No really what sort of fantasy world are you living in if you are talking about the scene in economical terms?
added on the 2004-07-13 07:31:46 by _-_-__ _-_-__
knos: That was acctually the point I was aiming at, perhaps it's better to be more straight forward instead of trying to argue about it. :)
added on the 2004-07-13 09:49:15 by ekoli ekoli
Hmm, i don't really think that universities and research is a real rival for the scene :-) I myself work at university and when i see the stuff people do here it is partly really poor compared to stuff done from sceners. So it is more like the universities can learn from the scene. Or better to say, sceners even work at university to support research, like it happens here (me or the AINC-guys) ;-)
Comparing the bottom performance makes no sense. Among countless stuff being done by the universities, effects which can compete with demoscene are perhaps few, but some of them beat what has been seen in the *best* demos by far.

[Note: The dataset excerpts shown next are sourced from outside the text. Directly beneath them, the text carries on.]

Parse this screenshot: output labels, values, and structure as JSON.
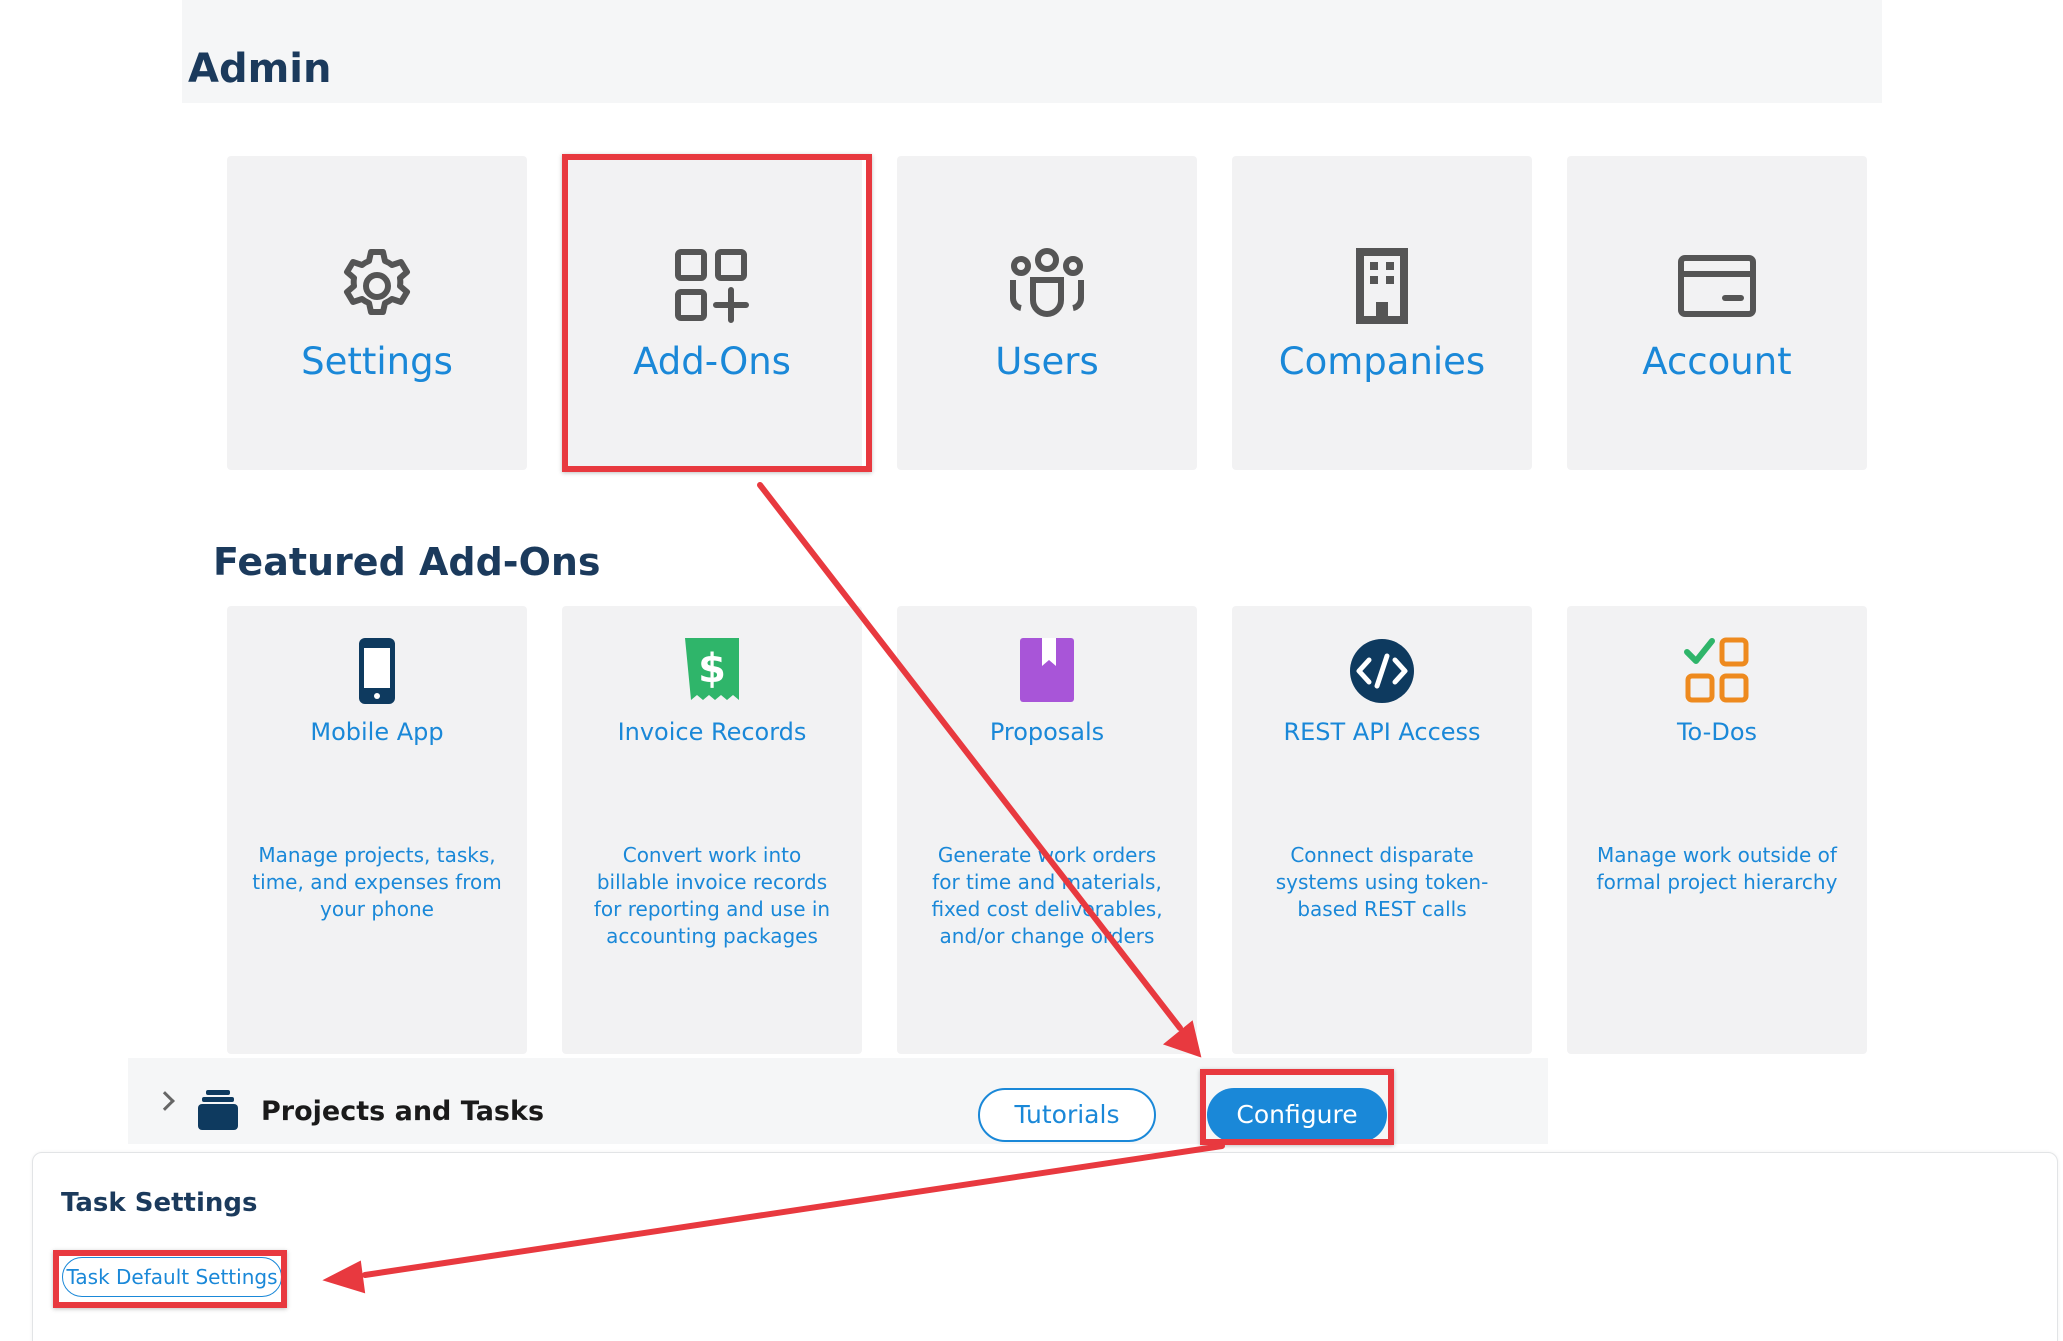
{
  "admin": {
    "title": "Admin"
  },
  "admin_tiles": [
    {
      "label": "Settings",
      "icon": "gear-icon"
    },
    {
      "label": "Add-Ons",
      "icon": "add-ons-icon"
    },
    {
      "label": "Users",
      "icon": "users-icon"
    },
    {
      "label": "Companies",
      "icon": "building-icon"
    },
    {
      "label": "Account",
      "icon": "credit-card-icon"
    }
  ],
  "featured": {
    "title": "Featured Add-Ons",
    "cards": [
      {
        "name": "Mobile App",
        "desc": "Manage projects, tasks, time, and expenses from your phone",
        "icon": "phone-icon",
        "color": "#0e3a5f"
      },
      {
        "name": "Invoice Records",
        "desc": "Convert work into billable invoice records for reporting and use in accounting packages",
        "icon": "dollar-receipt-icon",
        "color": "#2fb56a"
      },
      {
        "name": "Proposals",
        "desc": "Generate work orders for time and materials, fixed cost deliverables, and/or change orders",
        "icon": "book-icon",
        "color": "#a855d8"
      },
      {
        "name": "REST API Access",
        "desc": "Connect disparate systems using token-based REST calls",
        "icon": "code-icon",
        "color": "#0e3a5f"
      },
      {
        "name": "To-Dos",
        "desc": "Manage work outside of formal project hierarchy",
        "icon": "todo-icon",
        "color": "#ee8a1e"
      }
    ]
  },
  "projects": {
    "title": "Projects and Tasks",
    "tutorials_label": "Tutorials",
    "configure_label": "Configure"
  },
  "task_settings": {
    "title": "Task Settings",
    "default_label": "Task Default Settings"
  },
  "colors": {
    "accent": "#1a88d8",
    "highlight": "#e8393f",
    "heading": "#1b3a5c"
  }
}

I'll also be pushing the science forward soon.
added on the 2004-07-14 12:02:40 by eye eye
there's no such thing as an "ultimate coder area"...
universities, game companies, demoscene groups, freelancers... we all saw cool and bad stuff from them.
these "communities" rather rely on each other than compete.
added on the 2004-07-14 12:57:42 by Gargaj Gargaj
Just for reference, some nice HDR rendering examples:

http://www.daionet.gr.jp/~masa/rthdribl/

added on the 2004-07-15 09:09:12 by Stelthzje Stelthzje
faker: I take it you are at the wrong university then. There are universities with very capable people in the cg department.